Objectives: Identify differences in laboratory values, treatments, and number of visits in patients with and without complications following gene transfer therapy in boys with Duchenne Muscular Dystrophy (DMD).
Methods: A retrospective chart review was performed to collect data on laboratory values, treatment strategies, patient outcomes, number of laboratory studies/clinic visits, and specialists consulted for each patient. Data was analyzed to identify differences between patients with and without post-treatment complications.
Results: Data was collected from five boys who were treated at Children’s Hospital Colorado with delandistrogene moxeparvovec. Three patients were on standard of care treatment with steroids prior to starting high dose prednisone/prednisolone regiment. Of these three, two patients were admitted to the hospital for acute liver injury between 5-7 weeks post treatment and treated with high dose IV methylprednisolone. Of the two patients requiring admission, one started treatment with sirolimus. The two steroid-naive boys had no post-treatment complications. On average, patients required 45 visits if post-treatment complications occurred, compared with 26 visits without complications.

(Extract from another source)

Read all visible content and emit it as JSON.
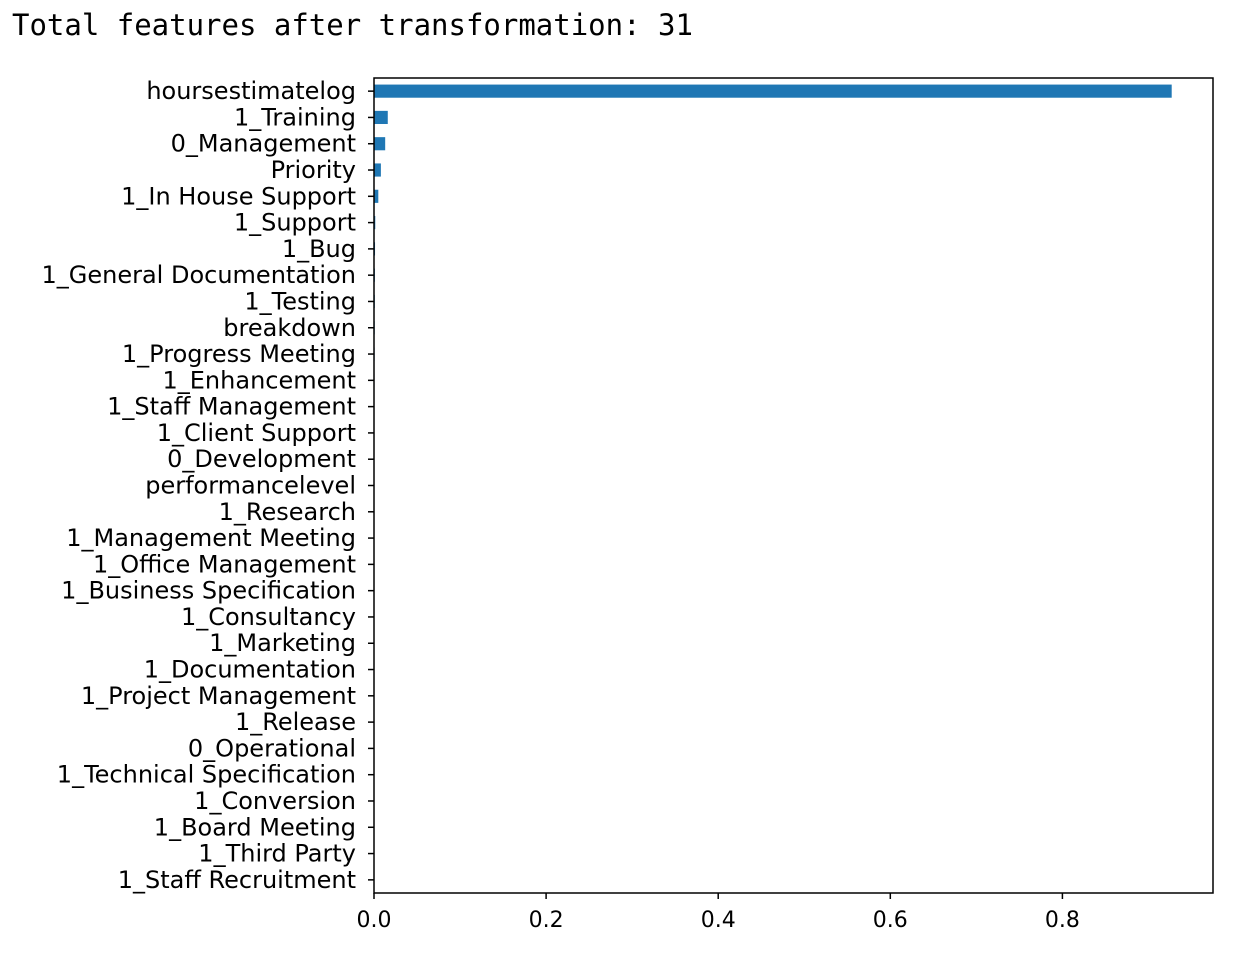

Discussion: The treatment of post-gene therapy complications is still evolving with no standardized protocols for management of acute liver injury. Multiple subspecialists may be involved in the care of acute liver injury. Optimizing management to minimize morbidity and mortality is needed. Frequent appointments and laboratory testing additionally can become burdensome for both the families and the neuromuscular team and add additional costs to the treatment.

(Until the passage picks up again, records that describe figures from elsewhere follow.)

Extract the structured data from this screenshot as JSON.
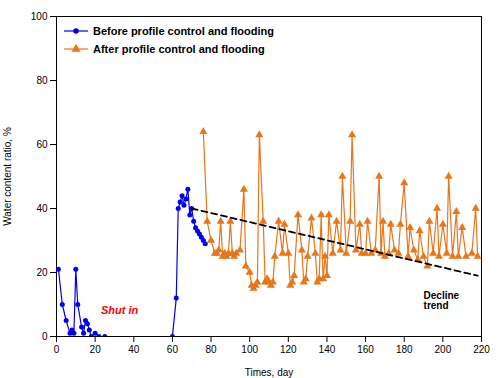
{
  "chart_data": {
    "type": "line",
    "title": "",
    "xlabel": "Times, day",
    "ylabel": "Water content ratio, %",
    "xlim": [
      0,
      220
    ],
    "ylim": [
      0,
      100
    ],
    "xticks": [
      0,
      20,
      40,
      60,
      80,
      100,
      120,
      140,
      160,
      180,
      200,
      220
    ],
    "yticks": [
      0,
      20,
      40,
      60,
      80,
      100
    ],
    "grid": false,
    "legend": "upper left",
    "series": [
      {
        "name": "Before profile control and flooding",
        "color": "#0000EE",
        "marker": "circle",
        "line_style": "solid",
        "x": [
          1,
          3,
          5,
          7,
          8,
          9,
          10,
          11,
          13,
          14,
          15,
          16,
          17,
          18,
          20,
          22,
          25,
          60,
          62,
          63,
          64,
          65,
          66,
          67,
          68,
          69,
          70,
          71,
          72,
          73,
          74,
          75,
          76,
          77
        ],
        "values": [
          21,
          10,
          5,
          1,
          2,
          1,
          21,
          10,
          3,
          1,
          5,
          4,
          2,
          0,
          1,
          0,
          0,
          0,
          12,
          40,
          42,
          44,
          41,
          43,
          46,
          38,
          40,
          36,
          34,
          33,
          32,
          31,
          30,
          29
        ]
      },
      {
        "name": "After profile control and flooding",
        "color": "#E8761A",
        "marker": "triangle",
        "line_style": "solid",
        "x": [
          76,
          78,
          80,
          82,
          83,
          84,
          85,
          86,
          87,
          88,
          89,
          90,
          91,
          92,
          93,
          95,
          97,
          98,
          100,
          101,
          102,
          103,
          104,
          105,
          107,
          108,
          109,
          110,
          111,
          112,
          113,
          115,
          117,
          118,
          120,
          121,
          122,
          123,
          125,
          127,
          128,
          129,
          130,
          132,
          134,
          135,
          136,
          137,
          138,
          139,
          140,
          141,
          143,
          145,
          147,
          148,
          150,
          152,
          153,
          155,
          157,
          158,
          160,
          161,
          163,
          165,
          167,
          168,
          169,
          170,
          172,
          173,
          175,
          177,
          178,
          180,
          182,
          183,
          185,
          187,
          188,
          190,
          192,
          193,
          195,
          197,
          198,
          200,
          202,
          203,
          205,
          207,
          208,
          210,
          212,
          215,
          217,
          218
        ],
        "values": [
          64,
          36,
          30,
          26,
          26,
          27,
          36,
          25,
          26,
          25,
          26,
          36,
          26,
          25,
          26,
          27,
          46,
          22,
          20,
          16,
          15,
          16,
          17,
          63,
          36,
          17,
          18,
          17,
          16,
          17,
          25,
          36,
          26,
          35,
          26,
          16,
          17,
          19,
          38,
          27,
          17,
          18,
          25,
          37,
          26,
          17,
          18,
          38,
          18,
          25,
          19,
          38,
          26,
          36,
          27,
          50,
          26,
          36,
          63,
          27,
          35,
          26,
          26,
          36,
          26,
          27,
          50,
          26,
          36,
          25,
          26,
          35,
          27,
          26,
          35,
          48,
          25,
          34,
          27,
          24,
          33,
          25,
          22,
          36,
          26,
          40,
          25,
          35,
          26,
          50,
          25,
          39,
          25,
          34,
          25,
          26,
          40,
          25
        ]
      },
      {
        "color": "#000000",
        "line_style": "dashed",
        "x": [
          70,
          218
        ],
        "values": [
          40,
          19
        ]
      }
    ],
    "annotations": [
      {
        "text": "Shut in",
        "x": 23,
        "y": 7,
        "color": "#FF0000"
      },
      {
        "text": "Decline\ntrend",
        "x": 190,
        "y": 14,
        "color": "#000000"
      }
    ]
  }
}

Conclusion: Close collaboration with subspecialty teams and between centers is needed to ensure recognition of complications that can occur following gene therapy. Optimizing immunosuppressant treatments and anticipating risks to minimize post-gene therapy complications is needed as centers develop more experience with management. The impact of the frequent appointments, consultations, and laboratory studies on families needs to be considered prior to initiation of any treatments.